Oh, yes. This is an Onegin I haven’t done before. In other productions he’s been much less a gentlemen somehow. He’s been a little darker, a little more outspoken, and maybe a little crueler. In other productions, there’s been much more of a physical change from the first act to the last. I looked very different. But here, if you look at the costumes and the way I am dressed, it is almost the same as day one. But six years have gone by! So you may look the same, but a lot has happened inside of you. I think that’s the focus in this production, which is very interesting. All the actions are very detailed.

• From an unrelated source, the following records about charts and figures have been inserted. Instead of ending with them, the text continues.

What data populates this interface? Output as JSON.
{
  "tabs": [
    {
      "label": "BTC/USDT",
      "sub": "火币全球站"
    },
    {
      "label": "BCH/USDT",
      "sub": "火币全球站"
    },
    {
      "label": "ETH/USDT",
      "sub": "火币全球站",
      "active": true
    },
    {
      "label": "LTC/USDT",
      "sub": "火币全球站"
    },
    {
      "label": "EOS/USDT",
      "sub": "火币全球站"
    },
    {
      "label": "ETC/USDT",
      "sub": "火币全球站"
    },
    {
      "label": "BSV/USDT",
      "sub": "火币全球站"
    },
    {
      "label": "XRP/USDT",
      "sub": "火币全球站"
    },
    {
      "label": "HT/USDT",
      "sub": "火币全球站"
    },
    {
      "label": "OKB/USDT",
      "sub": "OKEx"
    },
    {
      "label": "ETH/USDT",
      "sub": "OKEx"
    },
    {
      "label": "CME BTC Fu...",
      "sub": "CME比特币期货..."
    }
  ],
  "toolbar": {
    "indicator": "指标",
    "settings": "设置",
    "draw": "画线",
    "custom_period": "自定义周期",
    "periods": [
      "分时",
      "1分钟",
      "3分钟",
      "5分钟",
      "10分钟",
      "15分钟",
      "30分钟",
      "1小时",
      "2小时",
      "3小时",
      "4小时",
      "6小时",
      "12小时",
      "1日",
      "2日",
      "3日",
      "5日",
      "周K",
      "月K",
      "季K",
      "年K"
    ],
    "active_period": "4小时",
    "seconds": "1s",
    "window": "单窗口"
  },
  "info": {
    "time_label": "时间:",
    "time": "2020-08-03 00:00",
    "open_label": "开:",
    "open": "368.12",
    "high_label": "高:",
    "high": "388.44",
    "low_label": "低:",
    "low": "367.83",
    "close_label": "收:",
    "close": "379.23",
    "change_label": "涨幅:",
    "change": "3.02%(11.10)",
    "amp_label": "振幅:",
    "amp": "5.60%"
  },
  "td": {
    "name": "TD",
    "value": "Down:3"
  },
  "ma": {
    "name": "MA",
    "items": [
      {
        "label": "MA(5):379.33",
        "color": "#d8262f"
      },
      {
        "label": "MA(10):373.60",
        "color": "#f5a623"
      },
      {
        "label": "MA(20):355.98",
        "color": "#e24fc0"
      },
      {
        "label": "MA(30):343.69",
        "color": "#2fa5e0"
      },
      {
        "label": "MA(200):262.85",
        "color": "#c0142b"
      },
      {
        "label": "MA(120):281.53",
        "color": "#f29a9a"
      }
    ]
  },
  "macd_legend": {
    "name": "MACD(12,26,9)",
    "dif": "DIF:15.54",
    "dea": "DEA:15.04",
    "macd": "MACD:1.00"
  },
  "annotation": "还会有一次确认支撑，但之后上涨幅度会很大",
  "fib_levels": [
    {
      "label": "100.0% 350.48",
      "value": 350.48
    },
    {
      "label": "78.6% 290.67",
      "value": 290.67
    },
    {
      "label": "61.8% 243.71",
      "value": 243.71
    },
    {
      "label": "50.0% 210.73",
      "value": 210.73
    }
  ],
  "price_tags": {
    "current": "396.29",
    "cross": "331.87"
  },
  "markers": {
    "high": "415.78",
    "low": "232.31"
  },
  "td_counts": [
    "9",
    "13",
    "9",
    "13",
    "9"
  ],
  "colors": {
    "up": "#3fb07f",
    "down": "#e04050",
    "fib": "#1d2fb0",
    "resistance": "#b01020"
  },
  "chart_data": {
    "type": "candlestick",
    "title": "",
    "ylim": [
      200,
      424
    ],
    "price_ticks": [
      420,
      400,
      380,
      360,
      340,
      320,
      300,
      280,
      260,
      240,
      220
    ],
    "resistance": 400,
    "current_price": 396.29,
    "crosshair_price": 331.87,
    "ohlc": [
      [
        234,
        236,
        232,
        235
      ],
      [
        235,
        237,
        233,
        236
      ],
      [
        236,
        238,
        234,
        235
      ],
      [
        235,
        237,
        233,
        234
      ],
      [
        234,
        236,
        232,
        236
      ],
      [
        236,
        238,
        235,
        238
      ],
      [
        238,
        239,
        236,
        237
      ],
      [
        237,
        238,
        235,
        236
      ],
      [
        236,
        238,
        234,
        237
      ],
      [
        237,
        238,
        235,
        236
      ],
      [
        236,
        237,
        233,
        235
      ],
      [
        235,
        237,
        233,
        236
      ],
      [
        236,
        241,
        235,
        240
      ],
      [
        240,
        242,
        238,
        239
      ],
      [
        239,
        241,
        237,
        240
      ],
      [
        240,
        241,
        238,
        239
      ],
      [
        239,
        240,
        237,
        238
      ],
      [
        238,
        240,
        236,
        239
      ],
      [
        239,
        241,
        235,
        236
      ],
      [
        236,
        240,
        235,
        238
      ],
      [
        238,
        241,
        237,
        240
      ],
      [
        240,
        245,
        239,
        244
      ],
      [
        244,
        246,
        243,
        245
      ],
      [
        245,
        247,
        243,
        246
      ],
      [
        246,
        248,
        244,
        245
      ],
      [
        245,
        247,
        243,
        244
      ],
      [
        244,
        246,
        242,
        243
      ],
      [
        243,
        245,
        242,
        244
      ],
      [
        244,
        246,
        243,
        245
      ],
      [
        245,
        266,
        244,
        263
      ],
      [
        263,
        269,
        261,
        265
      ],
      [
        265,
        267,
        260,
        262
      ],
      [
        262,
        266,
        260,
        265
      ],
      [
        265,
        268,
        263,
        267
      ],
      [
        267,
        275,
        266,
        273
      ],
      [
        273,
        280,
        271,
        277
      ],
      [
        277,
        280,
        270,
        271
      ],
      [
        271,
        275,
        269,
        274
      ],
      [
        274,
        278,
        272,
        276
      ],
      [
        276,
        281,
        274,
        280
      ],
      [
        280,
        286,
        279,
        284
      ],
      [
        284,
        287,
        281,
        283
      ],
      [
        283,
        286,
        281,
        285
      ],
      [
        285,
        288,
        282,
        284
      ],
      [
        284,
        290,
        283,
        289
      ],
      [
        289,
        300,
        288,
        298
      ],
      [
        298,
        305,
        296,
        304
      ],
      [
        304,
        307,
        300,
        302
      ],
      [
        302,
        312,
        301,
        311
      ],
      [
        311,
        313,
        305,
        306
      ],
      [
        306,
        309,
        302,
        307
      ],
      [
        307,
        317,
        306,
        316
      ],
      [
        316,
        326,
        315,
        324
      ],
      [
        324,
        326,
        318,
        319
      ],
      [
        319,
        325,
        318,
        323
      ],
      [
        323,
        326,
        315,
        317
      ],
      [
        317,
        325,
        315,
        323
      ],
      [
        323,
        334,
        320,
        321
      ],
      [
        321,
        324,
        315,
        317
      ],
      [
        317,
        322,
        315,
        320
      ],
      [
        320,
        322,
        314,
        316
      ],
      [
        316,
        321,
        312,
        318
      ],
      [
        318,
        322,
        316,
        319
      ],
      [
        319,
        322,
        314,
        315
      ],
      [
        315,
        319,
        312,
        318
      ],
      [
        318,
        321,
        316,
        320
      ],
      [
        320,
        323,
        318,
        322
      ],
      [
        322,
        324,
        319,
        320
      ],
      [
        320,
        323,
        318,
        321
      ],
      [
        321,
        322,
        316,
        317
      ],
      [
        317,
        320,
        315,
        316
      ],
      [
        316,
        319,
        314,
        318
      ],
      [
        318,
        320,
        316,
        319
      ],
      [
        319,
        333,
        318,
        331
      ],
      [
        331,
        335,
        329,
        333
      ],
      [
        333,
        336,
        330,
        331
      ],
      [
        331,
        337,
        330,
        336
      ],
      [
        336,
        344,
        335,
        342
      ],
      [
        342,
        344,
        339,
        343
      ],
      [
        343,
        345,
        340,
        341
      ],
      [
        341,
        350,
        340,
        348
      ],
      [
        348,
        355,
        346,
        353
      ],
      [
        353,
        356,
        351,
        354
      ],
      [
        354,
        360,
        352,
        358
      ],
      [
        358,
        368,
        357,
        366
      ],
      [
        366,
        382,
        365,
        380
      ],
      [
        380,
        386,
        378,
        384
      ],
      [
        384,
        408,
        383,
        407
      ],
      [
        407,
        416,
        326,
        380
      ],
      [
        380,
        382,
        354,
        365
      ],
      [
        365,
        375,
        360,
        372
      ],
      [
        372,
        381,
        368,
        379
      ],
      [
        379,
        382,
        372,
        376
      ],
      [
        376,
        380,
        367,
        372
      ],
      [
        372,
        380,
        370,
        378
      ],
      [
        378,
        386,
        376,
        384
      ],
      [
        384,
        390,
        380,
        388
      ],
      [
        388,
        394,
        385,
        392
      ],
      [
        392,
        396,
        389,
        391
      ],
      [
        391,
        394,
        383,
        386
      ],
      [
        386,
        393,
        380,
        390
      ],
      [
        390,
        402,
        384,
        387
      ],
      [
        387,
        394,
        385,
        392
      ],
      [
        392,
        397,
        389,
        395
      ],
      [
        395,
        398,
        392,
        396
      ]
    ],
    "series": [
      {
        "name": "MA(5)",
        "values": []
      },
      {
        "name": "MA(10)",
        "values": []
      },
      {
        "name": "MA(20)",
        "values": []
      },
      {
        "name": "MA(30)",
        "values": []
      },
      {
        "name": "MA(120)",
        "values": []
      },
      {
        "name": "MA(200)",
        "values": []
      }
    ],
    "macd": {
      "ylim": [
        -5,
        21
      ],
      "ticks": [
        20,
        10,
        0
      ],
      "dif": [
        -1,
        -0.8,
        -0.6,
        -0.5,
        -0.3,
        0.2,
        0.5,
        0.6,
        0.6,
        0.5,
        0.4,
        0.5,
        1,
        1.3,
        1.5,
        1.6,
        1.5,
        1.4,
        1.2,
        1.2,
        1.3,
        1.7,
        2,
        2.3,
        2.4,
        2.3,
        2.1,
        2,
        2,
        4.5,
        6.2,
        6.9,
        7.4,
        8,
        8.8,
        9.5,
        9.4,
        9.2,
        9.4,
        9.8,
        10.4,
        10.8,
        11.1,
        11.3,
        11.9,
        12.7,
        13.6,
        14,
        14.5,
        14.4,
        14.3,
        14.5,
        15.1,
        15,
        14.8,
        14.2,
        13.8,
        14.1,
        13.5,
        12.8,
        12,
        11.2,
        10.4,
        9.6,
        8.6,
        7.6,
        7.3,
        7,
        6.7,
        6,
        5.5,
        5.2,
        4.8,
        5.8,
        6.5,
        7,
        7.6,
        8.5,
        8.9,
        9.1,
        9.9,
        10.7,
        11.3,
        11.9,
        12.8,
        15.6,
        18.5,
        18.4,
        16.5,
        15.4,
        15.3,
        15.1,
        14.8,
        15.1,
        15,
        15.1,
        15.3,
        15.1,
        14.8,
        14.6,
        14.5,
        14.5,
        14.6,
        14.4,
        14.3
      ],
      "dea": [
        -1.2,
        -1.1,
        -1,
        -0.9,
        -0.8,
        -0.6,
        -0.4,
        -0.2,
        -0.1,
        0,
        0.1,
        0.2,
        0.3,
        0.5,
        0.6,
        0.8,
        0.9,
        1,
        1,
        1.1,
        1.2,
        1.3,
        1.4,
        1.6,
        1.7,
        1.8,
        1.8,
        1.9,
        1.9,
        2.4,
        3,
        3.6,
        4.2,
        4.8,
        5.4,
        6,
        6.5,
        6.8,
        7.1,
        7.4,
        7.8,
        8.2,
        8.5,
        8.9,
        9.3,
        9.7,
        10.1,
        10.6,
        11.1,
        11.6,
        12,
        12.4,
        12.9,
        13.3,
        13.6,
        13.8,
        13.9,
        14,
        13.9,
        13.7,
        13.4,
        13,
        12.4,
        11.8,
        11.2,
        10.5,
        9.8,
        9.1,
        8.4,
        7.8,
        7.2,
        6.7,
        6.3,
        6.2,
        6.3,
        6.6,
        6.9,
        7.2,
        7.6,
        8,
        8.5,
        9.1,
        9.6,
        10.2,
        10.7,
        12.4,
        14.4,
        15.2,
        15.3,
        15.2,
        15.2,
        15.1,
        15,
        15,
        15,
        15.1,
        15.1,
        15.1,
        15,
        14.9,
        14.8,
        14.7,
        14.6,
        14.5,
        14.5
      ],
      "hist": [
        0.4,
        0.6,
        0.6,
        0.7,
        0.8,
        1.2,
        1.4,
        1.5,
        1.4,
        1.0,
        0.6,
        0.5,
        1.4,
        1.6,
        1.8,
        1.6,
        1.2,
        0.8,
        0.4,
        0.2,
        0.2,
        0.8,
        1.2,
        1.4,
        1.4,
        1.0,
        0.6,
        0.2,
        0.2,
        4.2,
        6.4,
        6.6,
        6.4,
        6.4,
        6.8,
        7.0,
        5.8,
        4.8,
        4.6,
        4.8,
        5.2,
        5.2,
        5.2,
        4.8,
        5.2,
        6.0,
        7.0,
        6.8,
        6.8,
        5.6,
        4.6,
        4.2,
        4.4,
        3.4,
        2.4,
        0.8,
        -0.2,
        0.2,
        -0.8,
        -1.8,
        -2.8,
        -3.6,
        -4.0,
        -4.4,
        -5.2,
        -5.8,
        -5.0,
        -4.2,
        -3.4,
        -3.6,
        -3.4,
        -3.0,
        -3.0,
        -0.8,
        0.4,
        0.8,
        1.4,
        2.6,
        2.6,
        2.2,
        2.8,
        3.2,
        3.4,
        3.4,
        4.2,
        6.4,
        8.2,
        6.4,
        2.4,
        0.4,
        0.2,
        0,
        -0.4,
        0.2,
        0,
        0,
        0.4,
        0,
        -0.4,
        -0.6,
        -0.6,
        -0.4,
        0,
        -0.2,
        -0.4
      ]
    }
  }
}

These will be your first Onegins opposite Anna Netrebko. Are you looking forward to working with her?
I always look forward to working with her. We sang Don Giovanni together at the Met, and she was Zerlina, and I was also Marcello to her Musetta in La Bohème. Every time, it has been a pleasure working with her. She is passionate, clever—a true singer. Head, heart, and voice—whatever order you put them in, they’re equally strong with Anna.

I read that after a performance of one of your bigger roles, like Onegin, you like to check on your voice by singing Bach or lieder, something maybe lighter or more intimate. Do you still do this?
Yeah, it is very good—mainly in the shower—to try a folksong or something.

In the shower? I thought it was on the stage!
No, no, no! When you’ve done your business on the stage, the best thing is to get in the shower and hum a folk song by a Swedish composer.

 

Mary Jo Heath is the Met’s Radio Host.